Sotac Pharmaceuticals Limited is a prominent player in the Indian pharmaceutical sector, specializing in the manufacturing of high-quality formulations across various therapeutic segments. Key investment highlights include its state-of-the-art manufacturing facilities compliant with WHO-GMP standards, a diversified product portfolio (including tablets, capsules, and oral liquids), and strong relationships with major pharmaceutical companies through its Contract Development and Manufacturing Organization (CDMO) model.
Its primary competitors in the Indian SME and mid-cap pharma space include companies like Sigachi Industries, Zenith Drugs, and Brooks Laboratories. Sotac differentiates itself through its focus on niche therapeutic areas and its robust supply chain efficiency.
Are the latest financial data for Sotac Pharmaceuticals healthy? How are the revenue, net profit, and debt levels?
According to the latest financial filings for the fiscal year ending March 2024 (FY24), Sotac Pharmaceuticals reported a steady financial performance. The company recorded an annual Revenue of approximately ₹75.45 Crores, representing a significant year-on-year growth compared to FY23.
The Net Profit stood at approximately ₹3.50 Crores. While the profit margins are reflective of the competitive nature of the generic manufacturing industry, the company has maintained a stable Debt-to-Equity ratio. Investors should note that as a growing SME, the company continues to reinvest its cash flows into capacity expansion and R&D.
Is the current valuation of SOTAC stock high? How do the P/E and P/B ratios compare to the industry?
As of the current market data, the Price-to-Earnings (P/E) ratio for Sotac Pharmaceuticals is often positioned in the 25x to 35x range, which is relatively standard for high-growth pharmaceutical SMEs in India. Its Price-to-Book (P/B) ratio typically aligns with the industry average of 2.5x to 4.0x.
While the valuation may appear higher than traditional large-cap pharma stocks, it reflects investor expectations for the company's expansion into export markets and the scaling of its subsidiary operations, such as Sotac Healthcare.
How has the SOTAC stock price performed over the past three months and year? Has it outperformed its peers?
Over the past year, SOTAC has delivered a positive return, benefiting from the broader rally in the Indian healthcare and SME sectors. In the last three months, the stock has shown consolidation with moderate volatility.
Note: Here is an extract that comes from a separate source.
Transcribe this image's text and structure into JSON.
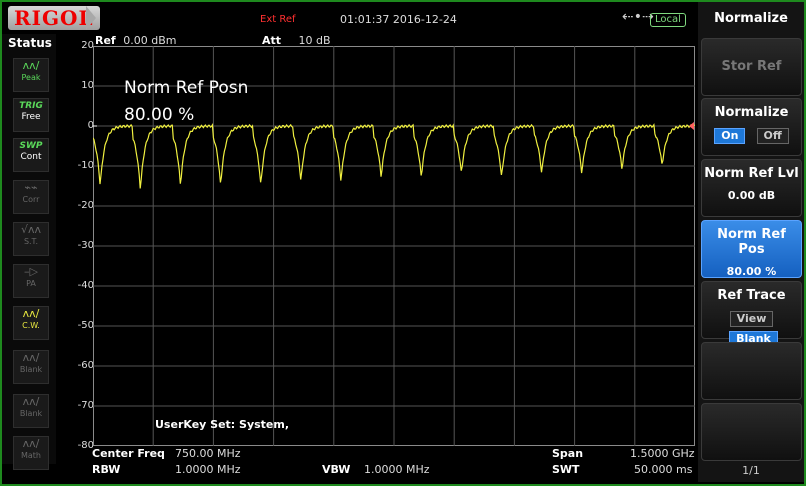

Compared to the Nifty Pharma Index and similar SME peers, SOTAC has remained competitive, often outperforming smaller local competitors due to its successful IPO transition and consistent order book. However, like many SME stocks, it experiences lower liquidity compared to mainboard stocks.
Are there any recent positive or negative news developments in the industry affecting SOTAC?
The industry is currently benefiting from the "China Plus One" strategy, where global buyers are looking to India for pharmaceutical manufacturing. Positive triggers for SOTAC include the Government of India's PLI (Production Linked Incentive) scheme for pharmaceuticals and increased healthcare spending.
On the downside, the industry faces risks from rising raw material costs (API prices) and stringent regulatory inspections. Any changes in the National List of Essential Medicines (NLEM) price caps could also impact margins for certain product categories.
Have any major institutions recently bought or sold SOTAC stock?
As an SME listed on the NSE Emerge platform, the shareholding pattern is primarily dominated by promoters and retail investors. However, there has been noted interest from High Net-Worth Individuals (HNIs) and boutique investment firms during recent bulk deals.
Promoter holding remains strong at over 60%, indicating long-term commitment. Investors are encouraged to monitor the quarterly shareholding patterns filed with the National Stock Exchange (NSE) for any significant entries by domestic institutional investors (DIIs).